摘要

Using an acoustic vector sensor (AVS), an efficient method has been presented recently for direction of arrival (DOA) estimation of multiple speech sources via the clustering of the inter-sensor data ratio (AVS-ISDR). Through extensive experiments on simulated and recorded data, we observed that the performance of the AVS-DOA method is largely dependent on the reliable extraction of the target speech dominated time-frequency points (TD-TFPs) which, however, may be degraded with the increase in the level of additive noise and room reverberation in the background. In this paper, inspired by the great success of deep learning in speech recognition, we design two new soft mask learners, namely deep neural network (DNN) and DNN cascaded with a support vector machine (DNN-SVM), for multi-source DOA estimation, where a novel feature, namely, the tandem local spectrogram block (TLSB) is used as the input to the system. Using our proposed soft mask learners, the TD-TFPs can be accurately extracted under different noisy and reverberant conditions.

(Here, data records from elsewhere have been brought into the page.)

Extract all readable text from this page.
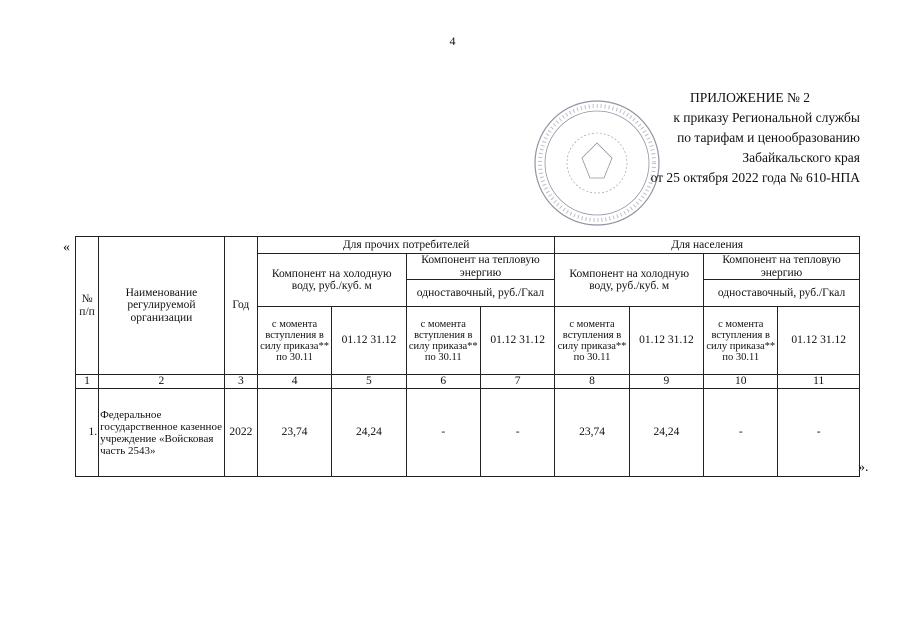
4
ПРИЛОЖЕНИЕ № 2
к приказу Региональной службы
по тарифам и ценообразованию
Забайкальского края
от 25 октября 2022 года № 610-НПА
«
».
№ п/п	Наименование регулируемой организации	Год	Для прочих потребителей				Для населения			
			Компонент на холодную воду, руб./куб. м		Компонент на тепловую энергию		Компонент на холодную воду, руб./куб. м		Компонент на тепловую энергию	
					одноставочный, руб./Гкал				одноставочный, руб./Гкал	
			с момента вступления в силу приказа** по 30.11	01.12 31.12	с момента вступления в силу приказа** по 30.11	01.12 31.12	с момента вступления в силу приказа** по 30.11	01.12 31.12	с момента вступления в силу приказа** по 30.11	01.12 31.12
1	2	3	4	5	6	7	8	9	10	11
1.	Федеральное государственное казенное учреждение «Войсковая часть 2543»	2022	23,74	24,24	-	-	23,74	24,24	-	-
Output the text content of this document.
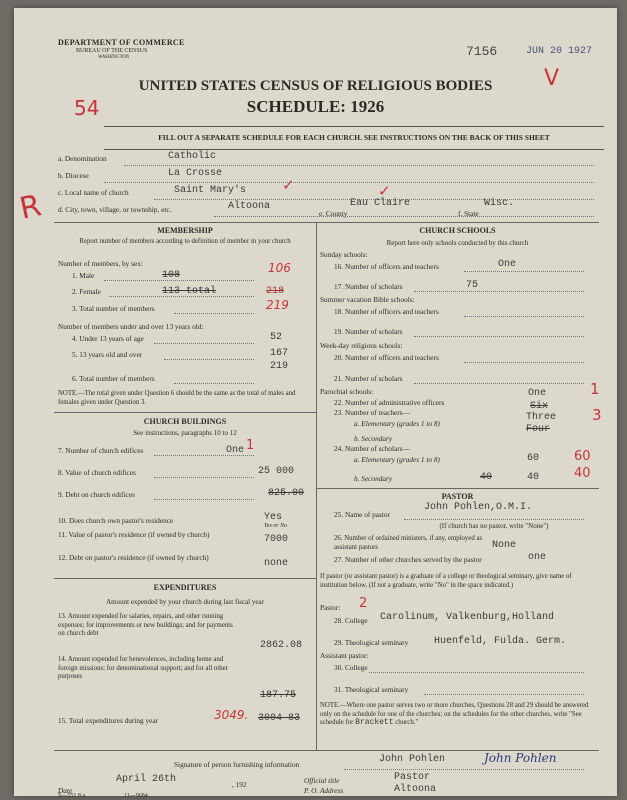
DEPARTMENT OF COMMERCE
BUREAU OF THE CENSUS
WASHINGTON	7156	JUN 20 1927
V
UNITED STATES CENSUS OF RELIGIOUS BODIES
SCHEDULE: 1926
54
FILL OUT A SEPARATE SCHEDULE FOR EACH CHURCH. SEE INSTRUCTIONS ON THE BACK OF THIS SHEET
R
a. Denomination	Catholic
b. Diocese	La Crosse
c. Local name of church	Saint Mary's ✓	✓
d. City, town, village, or township, etc.	Altoona
e. County
Eau Claire
f. State
Wisc.
MEMBERSHIP
Report number of members according to definition of member in your church
Number of members, by sex:
1. Male	108
106
2. Female	113 total	218
3. Total number of members	219
Number of members under and over 13 years old:
4. Under 13 years of age	52
5. 13 years old and over	167
219
6. Total number of members
NOTE.—The total given under Question 6 should be the same as the total of males and females given under Question 3.
CHURCH BUILDINGS
See instructions, paragraphs 10 to 12
7. Number of church edifices	One 1
8. Value of church edifices	25 000
9. Debt on church edifices	825.00
10. Does church own pastor's residence	Yes
Yes or No
11. Value of pastor's residence (if owned by church)	7000
12. Debt on pastor's residence (if owned by church)
none
EXPENDITURES
Amount expended by your church during last fiscal year
13. Amount expended for salaries, repairs, and other running expenses; for improvements or new buildings; and for payments on church debt
2862.08
14. Amount expended for benevolences, including home and foreign missions; for denominational support; and for all other purposes
187.75
15. Total expenditures during year	3049. 3004 83
CHURCH SCHOOLS
Report here only schools conducted by this church
Sunday schools:
16. Number of officers and teachers	One
17. Number of scholars	75
Summer vacation Bible schools:
18. Number of officers and teachers
19. Number of scholars
Week-day religious schools:
20. Number of officers and teachers
21. Number of scholars
Parochial schools:
22. Number of administrative officers
One	1
23. Number of teachers—
Six
a. Elementary (grades 1 to 8)
Three 3
b. Secondary
Four
24. Number of scholars—
a. Elementary (grades 1 to 8)	60	60
b. Secondary	40	40	40
PASTOR
John Pohlen,O.M.I.
25. Name of pastor
(If church has no pastor, write "None")
26. Number of ordained ministers, if any, employed as assistant pastors	None
27. Number of other churches served by the pastor	one
If pastor (or assistant pastor) is a graduate of a college or theological seminary, give name of institution below. (If not a graduate, write "No" in the space indicated.)
Pastor: 2
28. College Carolinum, Valkenburg,Holland
29. Theological seminary	Huenfeld, Fulda. Germ.
Assistant pastor:
30. College
31. Theological seminary
NOTE.—Where one pastor serves two or more churches, Questions 28 and 29 should be answered only on the schedule for one of the churches; on the schedules for the other churches, write "See schedule for Brackett church."
Signature of person furnishing information	John Pohlen	John Pohlen
Official title	Pastor
Date
April 26th	, 192
P. O. Address	Altoona
S—551 8 a	11—9684
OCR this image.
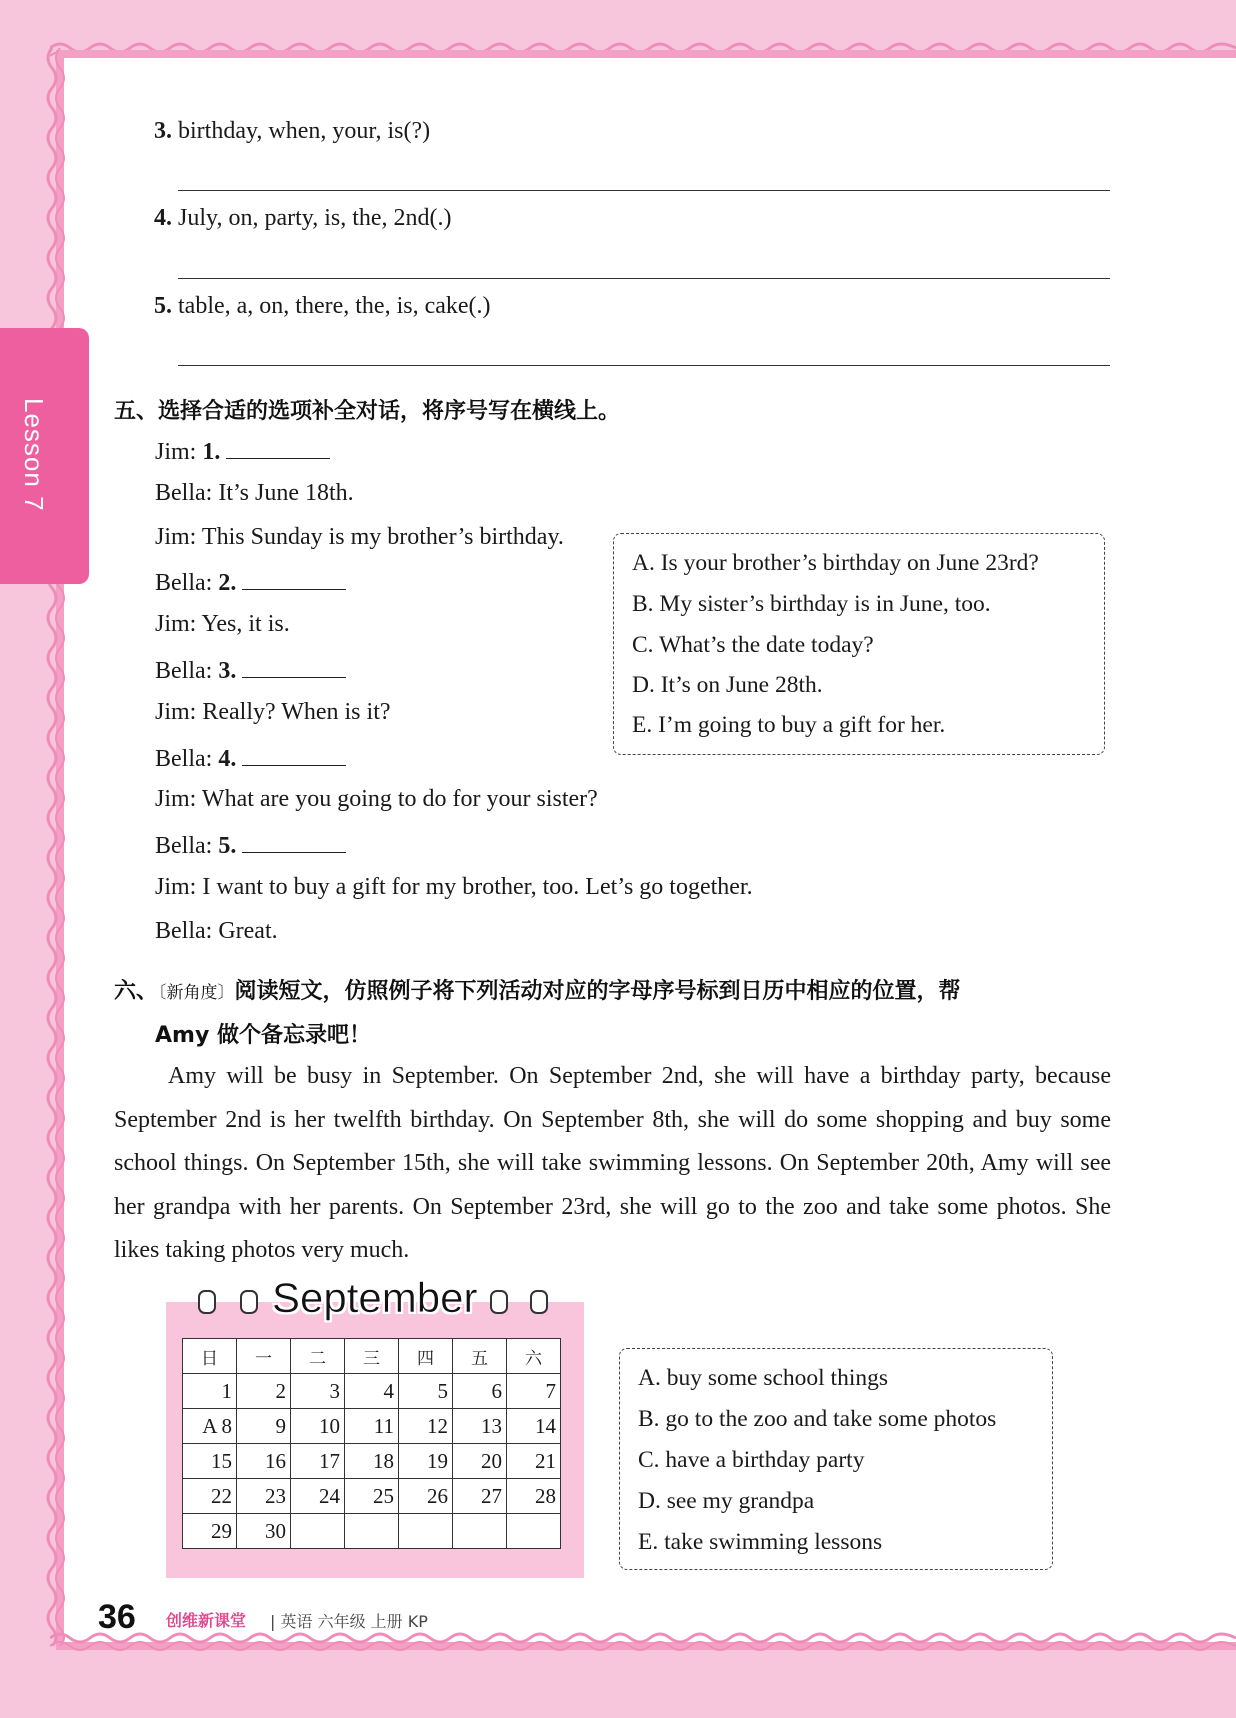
Lesson 7
3. birthday, when, your, is(?)
4. July, on, party, is, the, 2nd(.)
5. table, a, on, there, the, is, cake(.)
五、选择合适的选项补全对话，将序号写在横线上。
Jim: 1.
Bella: It’s June 18th.
Jim: This Sunday is my brother’s birthday.
Bella: 2.
Jim: Yes, it is.
Bella: 3.
Jim: Really? When is it?
Bella: 4.
Jim: What are you going to do for your sister?
Bella: 5.
Jim: I want to buy a gift for my brother, too. Let’s go together.
Bella: Great.
A. Is your brother’s birthday on June 23rd?
B. My sister’s birthday is in June, too.
C. What’s the date today?
D. It’s on June 28th.
E. I’m going to buy a gift for her.
六、〔新角度〕阅读短文，仿照例子将下列活动对应的字母序号标到日历中相应的位置，帮
Amy 做个备忘录吧！
Amy will be busy in September. On September 2nd, she will have a birthday party, because September 2nd is her twelfth birthday. On September 8th, she will do some shopping and buy some school things. On September 15th, she will take swimming lessons. On September 20th, Amy will see her grandpa with her parents. On September 23rd, she will go to the zoo and take some photos. She likes taking photos very much.
September
日	一	二	三	四	五	六
1	2	3	4	5	6	7
A 8	9	10	11	12	13	14
15	16	17	18	19	20	21
22	23	24	25	26	27	28
29	30					
A. buy some school things
B. go to the zoo and take some photos
C. have a birthday party
D. see my grandpa
E. take swimming lessons
36 创维新课堂 | 英语 六年级 上册 KP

Additionally, the generated soft masks can be used to calculate the weighted centers of the ISDR-clusters for better DOA estimation as compared to the original center used in our previously proposed AVS-ISDR. Extensive experiments on simulated and recorded data have been presented to show the improved performance of our proposed methods over two baseline AVS-DOA methods in presence of noise and reverberation.